The second UNESCO designation occurred in July of 2012, when the entire Dordogne River basin was designated a Biosphere Reserve, the largest such reserve in France. The designation came largely because of socio-economic aspects, the beautiful scenery, the balance between economic development and conservation, and the extensive plant and animal biodiversity found there, including its 39 different species of fish.

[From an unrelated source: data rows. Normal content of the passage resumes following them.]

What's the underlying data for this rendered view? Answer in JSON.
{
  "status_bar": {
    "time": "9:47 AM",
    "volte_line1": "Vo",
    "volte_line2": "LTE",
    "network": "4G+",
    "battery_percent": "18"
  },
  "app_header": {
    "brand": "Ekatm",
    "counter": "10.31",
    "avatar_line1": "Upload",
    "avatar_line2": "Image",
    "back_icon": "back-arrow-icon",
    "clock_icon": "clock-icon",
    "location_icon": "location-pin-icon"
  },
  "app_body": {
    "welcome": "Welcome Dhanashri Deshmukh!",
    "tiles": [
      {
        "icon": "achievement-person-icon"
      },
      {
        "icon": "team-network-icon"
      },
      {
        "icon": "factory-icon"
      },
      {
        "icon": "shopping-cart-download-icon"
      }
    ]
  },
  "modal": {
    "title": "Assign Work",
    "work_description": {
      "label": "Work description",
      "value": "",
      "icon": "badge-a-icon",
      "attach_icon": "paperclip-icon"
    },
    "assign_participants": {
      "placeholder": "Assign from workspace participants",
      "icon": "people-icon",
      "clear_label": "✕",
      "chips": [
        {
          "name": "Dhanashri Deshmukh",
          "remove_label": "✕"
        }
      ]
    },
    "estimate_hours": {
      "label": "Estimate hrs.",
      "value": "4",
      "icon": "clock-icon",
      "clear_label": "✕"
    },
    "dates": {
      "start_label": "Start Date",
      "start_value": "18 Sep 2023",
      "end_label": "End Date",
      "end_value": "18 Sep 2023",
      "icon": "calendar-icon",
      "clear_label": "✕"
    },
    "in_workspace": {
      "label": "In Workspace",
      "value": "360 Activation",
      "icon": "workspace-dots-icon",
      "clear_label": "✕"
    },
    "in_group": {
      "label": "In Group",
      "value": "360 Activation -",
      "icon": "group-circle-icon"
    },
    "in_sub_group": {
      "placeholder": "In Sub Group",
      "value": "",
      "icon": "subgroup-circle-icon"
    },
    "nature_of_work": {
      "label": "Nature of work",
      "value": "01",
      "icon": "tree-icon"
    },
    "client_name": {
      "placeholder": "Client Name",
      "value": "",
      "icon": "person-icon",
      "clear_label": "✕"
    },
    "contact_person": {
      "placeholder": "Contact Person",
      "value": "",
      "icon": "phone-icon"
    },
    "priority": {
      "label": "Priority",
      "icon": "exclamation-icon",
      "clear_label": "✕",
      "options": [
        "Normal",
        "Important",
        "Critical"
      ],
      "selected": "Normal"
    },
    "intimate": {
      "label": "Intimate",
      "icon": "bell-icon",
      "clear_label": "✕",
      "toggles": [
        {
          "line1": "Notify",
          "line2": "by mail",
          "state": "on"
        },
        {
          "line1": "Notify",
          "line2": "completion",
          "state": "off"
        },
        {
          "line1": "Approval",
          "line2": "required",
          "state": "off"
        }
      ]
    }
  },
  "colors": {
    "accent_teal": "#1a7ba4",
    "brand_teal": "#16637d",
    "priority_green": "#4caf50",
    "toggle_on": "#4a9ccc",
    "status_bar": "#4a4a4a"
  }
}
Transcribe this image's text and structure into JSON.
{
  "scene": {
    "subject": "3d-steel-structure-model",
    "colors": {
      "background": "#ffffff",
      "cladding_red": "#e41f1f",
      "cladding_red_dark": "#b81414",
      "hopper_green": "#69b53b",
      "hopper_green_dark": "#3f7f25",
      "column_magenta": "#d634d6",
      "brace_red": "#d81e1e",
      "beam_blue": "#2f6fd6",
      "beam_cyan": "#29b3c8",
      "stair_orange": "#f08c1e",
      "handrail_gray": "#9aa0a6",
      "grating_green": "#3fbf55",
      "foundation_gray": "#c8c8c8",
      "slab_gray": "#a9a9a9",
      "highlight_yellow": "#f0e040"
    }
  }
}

The rules for fishing in France are complicated and ever evolving, but no more so than in parts of the U.S. Each of the country’s 101 departments (roughly equivalent to counties in the U.S.) sets its own laws, so for the most up-to-date info, it is best to contact one of the major fly shops, such as La Maison de la Mouche, which has operated in Paris since 1934. No matter where you fish, you’ll need a license. A full-season license costs around 70 euros, and a weekly (sometimes called a “Holiday License”) costs around 40 euros. In 2007, many regions also started selling daily licenses, but those often didn’t allow fishing until after May, and you’ll sometimes need another license if you move to another region.
Trout season in France begins the third Sunday in March, and generally closes by the third Sunday in September, except in and around some of the mountain regions, which remain open through mid-October. After this, you can still fish for grayling or other “course fish” (carp, pike, bass, etc.— basically, anything other than trout or salmon). This late- season fishing is especially popular and productive in the Dordogne and parts of the Massif Central in south-central France.
Lastly, waters in France are divided into First Category (lakes or rivers dominated by trout and salmon, where only one rod is allowed), and Second Category, which are lakes and rivers dominated by anything else. Second Category waters allow up to four rods, and up to two hooks each.